Una cincuentena de lienzos de arte haitiano han
sido trasladados a Washington estos días, cuando se recuerda el segundo
aniversario del devastador terremoto, para dar luz la creación artística del
país de antes y después de la catástrofe, pero también para evidenciar las
sombras que dejó en los creadores.
"Las pinturas de destrucción han
ganado peso tras el terremoto", explicó la comisaria de la exposición,
Dale Johnson, que contactó con los herederos de la galería Rainbow de Puerto
Príncipe para organizar en EU esta muestra con obras de 38
artistas.
Algunos pintores trasladan al lienzo formas delirantes,
caóticas y sobrecargadas; otros optan por la descomposición de formas y los
colores tenebrosos.
En la exposición de la galería Watergate de
Washington, hay obras en que los efectos del terremoto que dejó 300 mil víctimas
mortales son menos evidentes: el visitante debe fijarse en el marco de madera,
roto por los efectos del movimiento de tierra, o en el rótulo explicativo, que
evidencia que el autor murió en el terremoto.

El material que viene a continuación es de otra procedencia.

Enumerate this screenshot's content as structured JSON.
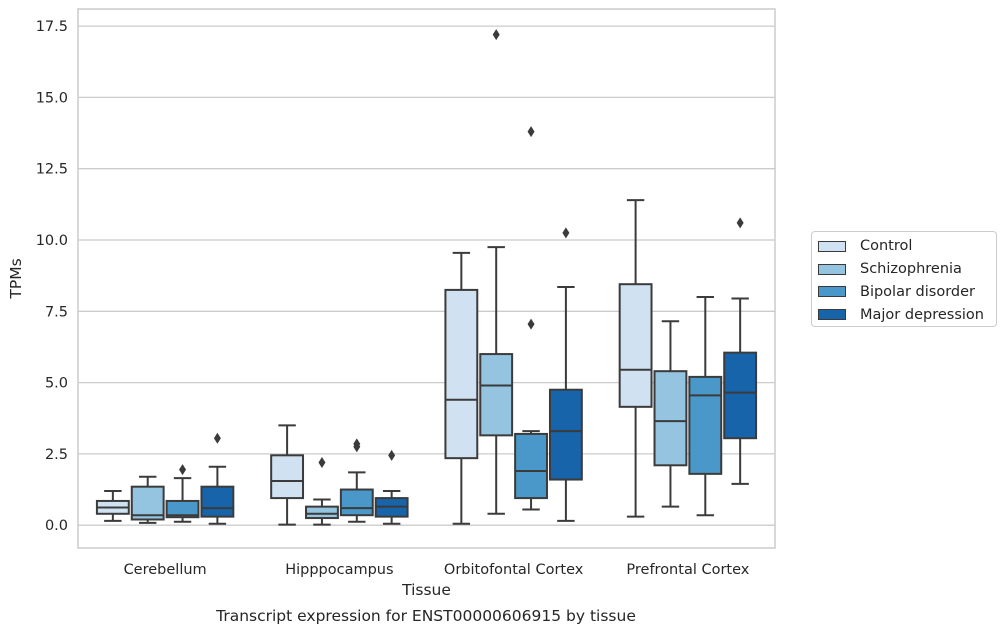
{
  "chart_data": {
    "type": "box",
    "xlabel": "Tissue",
    "ylabel": "TPMs",
    "ylim": [
      -0.8,
      18.1
    ],
    "yticks": [
      0.0,
      2.5,
      5.0,
      7.5,
      10.0,
      12.5,
      15.0,
      17.5
    ],
    "ytick_labels": [
      "0.0",
      "2.5",
      "5.0",
      "7.5",
      "10.0",
      "12.5",
      "15.0",
      "17.5"
    ],
    "grid": "horizontal",
    "legend_position": "right-outside",
    "categories": [
      "Cerebellum",
      "Hipppocampus",
      "Orbitofontal Cortex",
      "Prefrontal Cortex"
    ],
    "series": [
      {
        "name": "Control",
        "color": "#d0e1f2",
        "boxes": [
          {
            "whisker_low": 0.15,
            "q1": 0.4,
            "median": 0.62,
            "q3": 0.85,
            "whisker_high": 1.2,
            "outliers": []
          },
          {
            "whisker_low": 0.02,
            "q1": 0.95,
            "median": 1.55,
            "q3": 2.45,
            "whisker_high": 3.5,
            "outliers": []
          },
          {
            "whisker_low": 0.05,
            "q1": 2.35,
            "median": 4.4,
            "q3": 8.25,
            "whisker_high": 9.55,
            "outliers": []
          },
          {
            "whisker_low": 0.3,
            "q1": 4.15,
            "median": 5.45,
            "q3": 8.45,
            "whisker_high": 11.4,
            "outliers": []
          }
        ]
      },
      {
        "name": "Schizophrenia",
        "color": "#94c4df",
        "boxes": [
          {
            "whisker_low": 0.08,
            "q1": 0.2,
            "median": 0.35,
            "q3": 1.35,
            "whisker_high": 1.7,
            "outliers": []
          },
          {
            "whisker_low": 0.02,
            "q1": 0.25,
            "median": 0.4,
            "q3": 0.65,
            "whisker_high": 0.9,
            "outliers": [
              2.2
            ]
          },
          {
            "whisker_low": 0.4,
            "q1": 3.15,
            "median": 4.9,
            "q3": 6.0,
            "whisker_high": 9.75,
            "outliers": [
              17.2
            ]
          },
          {
            "whisker_low": 0.65,
            "q1": 2.1,
            "median": 3.65,
            "q3": 5.4,
            "whisker_high": 7.15,
            "outliers": []
          }
        ]
      },
      {
        "name": "Bipolar disorder",
        "color": "#4a98c9",
        "boxes": [
          {
            "whisker_low": 0.12,
            "q1": 0.28,
            "median": 0.35,
            "q3": 0.85,
            "whisker_high": 1.65,
            "outliers": [
              1.95
            ]
          },
          {
            "whisker_low": 0.12,
            "q1": 0.35,
            "median": 0.6,
            "q3": 1.25,
            "whisker_high": 1.85,
            "outliers": [
              2.75,
              2.85
            ]
          },
          {
            "whisker_low": 0.55,
            "q1": 0.95,
            "median": 1.9,
            "q3": 3.2,
            "whisker_high": 3.3,
            "outliers": [
              7.05,
              13.8
            ]
          },
          {
            "whisker_low": 0.35,
            "q1": 1.8,
            "median": 4.55,
            "q3": 5.2,
            "whisker_high": 8.0,
            "outliers": []
          }
        ]
      },
      {
        "name": "Major depression",
        "color": "#1764ab",
        "boxes": [
          {
            "whisker_low": 0.05,
            "q1": 0.3,
            "median": 0.6,
            "q3": 1.35,
            "whisker_high": 2.05,
            "outliers": [
              3.05
            ]
          },
          {
            "whisker_low": 0.05,
            "q1": 0.3,
            "median": 0.65,
            "q3": 0.95,
            "whisker_high": 1.2,
            "outliers": [
              2.45
            ]
          },
          {
            "whisker_low": 0.15,
            "q1": 1.6,
            "median": 3.3,
            "q3": 4.75,
            "whisker_high": 8.35,
            "outliers": [
              10.25
            ]
          },
          {
            "whisker_low": 1.45,
            "q1": 3.05,
            "median": 4.65,
            "q3": 6.05,
            "whisker_high": 7.95,
            "outliers": [
              10.6
            ]
          }
        ]
      }
    ],
    "caption": "Transcript expression for ENST00000606915 by tissue"
  }
}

Pero el arte es también una
escapatoria, cuenta Johnson: "Haití ha sufrido una notable deforestación, pero
muchos de ellos pintan un país idílico e imaginario, con bosques frondosos, tal
y como les gustaría que fuera".
Es allí, en esos bosques repletos de
animales y frutas exóticas, en esas formas naíf con colores extravagantes
propias del arte haitiano más puro, donde se mezclan las obras de antes y
después de la catástrofe para demostrar que la creación artística del país
caribeño puede seguir avanzando.
Para la estadounidense, "la familia de
los galeristas difuntos ha intentado revitalizar la galería de Puerto Príncipe y
permitir a los artistas continuar pintando y expresándose, pese a la devastación
y al periodo complicado para el país".
Considera que la venta de estas
obras al público estadounidense "puede financiar a estos artistas para seguir
adelante con sus familias y con su pasión por el arte".